- Antone Pierucci
- Posted On
This Week in History: A history of the battle against polio
Poliomyelitis, or polio, has spread its malignant roots through every age of humankind.
The disease is older than recorded history, as much a part of what it means to be human as animal domestication and creating the written word.
In ancient Egypt, a grave marker dated to the second millennium B.C. depicts a priest with a crutch and a foot deformity commonly seen in patients with polio.
How many victims did polio claim between the dawn of recorded history and the modern era? It’s anyone’s guess, really. The ancients were so used to death and disease that it was futile to differentiate between one and the other.
Only in modern times have people felt the need to name the exact ailment that was in the process of killing them, as if calling it out reduced its danger.
Actually, it eventually did, and scientists began identifying diseases with the hope of curing them.
But it was a long process.
It took several thousand years for us to pinpoint polio and formally describe it in all its ghastly manifestations.
The first detailed case of the disease took place in 1773 when Sir Walter Scott, the Scottish poet, contracted it as a young boy.
His doctor at the time identified the ailment as a “teething fever,” but from detailed accounts describing his sickness, we can safely say it was in fact polio.
Sixteen years later, the English physician Michael Underwood provided the first clinical description of the disease.
Another half century went by before further descriptions were made and a detailed analysis conducted on the disease’s effect on the spinal cord.
It eventually received its name, Poliomyelitis.
The name itself describes its effects: it is derived from the Greek words for Gray and Marrow (referring to the spinal cord) and inflammation.
Polio frequently strikes the young, becoming endemic in the hot summer months. Most of its victims survive the ordeal without any permanent side effects, but others aren’t so lucky.
Such patients are left with permanent evidence of Polio’s malignant touch, in the form of partial or complete paralysis of the spine. In addition to spinal paralysis, the disease can cause paralysis of the lungs.
The first epidemic of polio in America occurred in 1894 in Vermont. From then on, the disease swept through cities every few years, becoming a macabre boogeyman for parents of young children to worry about.
The most visible historic case of the disease is of course President Franklin D. Roosevelt, who contracted polio in 1921.
For the rest of his life, FDR would be a benefactor for polio victims. In 1927, he formed the Warm Springs Foundation in Georgia, a rehabilitation center. A few years later, he organized a party on his birthday to raise funds to support the foundation.
In the depth of the Great Depression, celebrities and wealthy New York socialites attended these galas and gave freely of their money. By the time he became president, these birthday balls had become so successful, that he formed a national foundation: the National Foundation for Infantile Paralysis, now known as the March of Dimes.
FDR might be the most public victim of the disease, and the most prominent benefactor when we think about it today, but in reality, there were many others working to raise money for research and to support rehabilitation.
The march towards first dealing with, and then eradicating the disease began soon after the first major epidemics, but stalled shortly thereafter.
In 1908, a scientist identified the type of virus that caused polio. Two decades later, the iron lung was invented to help those patients suffering from lung paralysis.
Milestones in the study of viruses eventually played a pivotal role in finding the cure for the disease.
In 1931, Dr. William J. Elford developed a porcelain filter small enough to trap viruses. This also proved that viruses were solid particles, not liquid as had been suggested before. And so, bit by bit, discovery after discovery, the world came closer to eradicating this ancient disease.
By the 1930s, various teams of scientists were working to develop a vaccine for polio. In 1935, two such experiments ended with disastrous consequences, with many of the tests subjects contracting the disease and others dying.

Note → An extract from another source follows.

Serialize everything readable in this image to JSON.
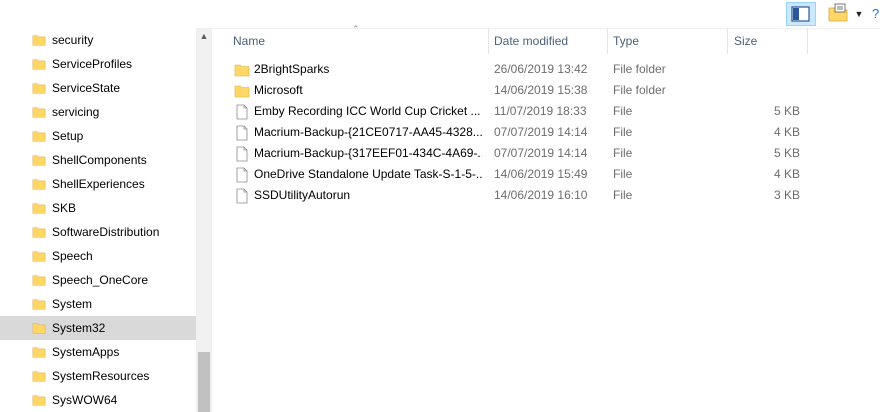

World War II delayed any further extensive studies into Polio, but immediately after scientists were back on the track.
The man to finally meet with success was Dr. Jonas Salk. A research scientist at the University of Pittsburgh, Dr. Salk was able to grow an inactivated (dead), controlled form of the virus.
You see, like all vaccines and inoculations, the tested polio vaccines contained small amounts of the virus itself. These served to allow the patient’s immune system to overcome the enfeebled virus, thus growing immunity from future contractions.
On March 26, 1953, Dr. Salk announced to the world that he had successfully tested a polio vaccine. Within months, schoolchildren throughout the country were receiving the vaccinations.
Between 1955 and 1957, the cases of polio in the U.S. dropped 85 to 90 percent.
After millennia of suffering and centuries of fighting, we finally had a tool to eradicate the hurt and suffering of polio.
But the most extraordinary thing about this story?
When asked who held the patent on the vaccine, Dr. Salk replied, “Well, the people, I would say. There is no patent. Could you patent the Sun?”
Antone Pierucci is curator of history at the Riverside County Park and Open Space District and a freelance writer whose work has been featured in such magazines as Archaeology and Wild West as well as regional California newspapers.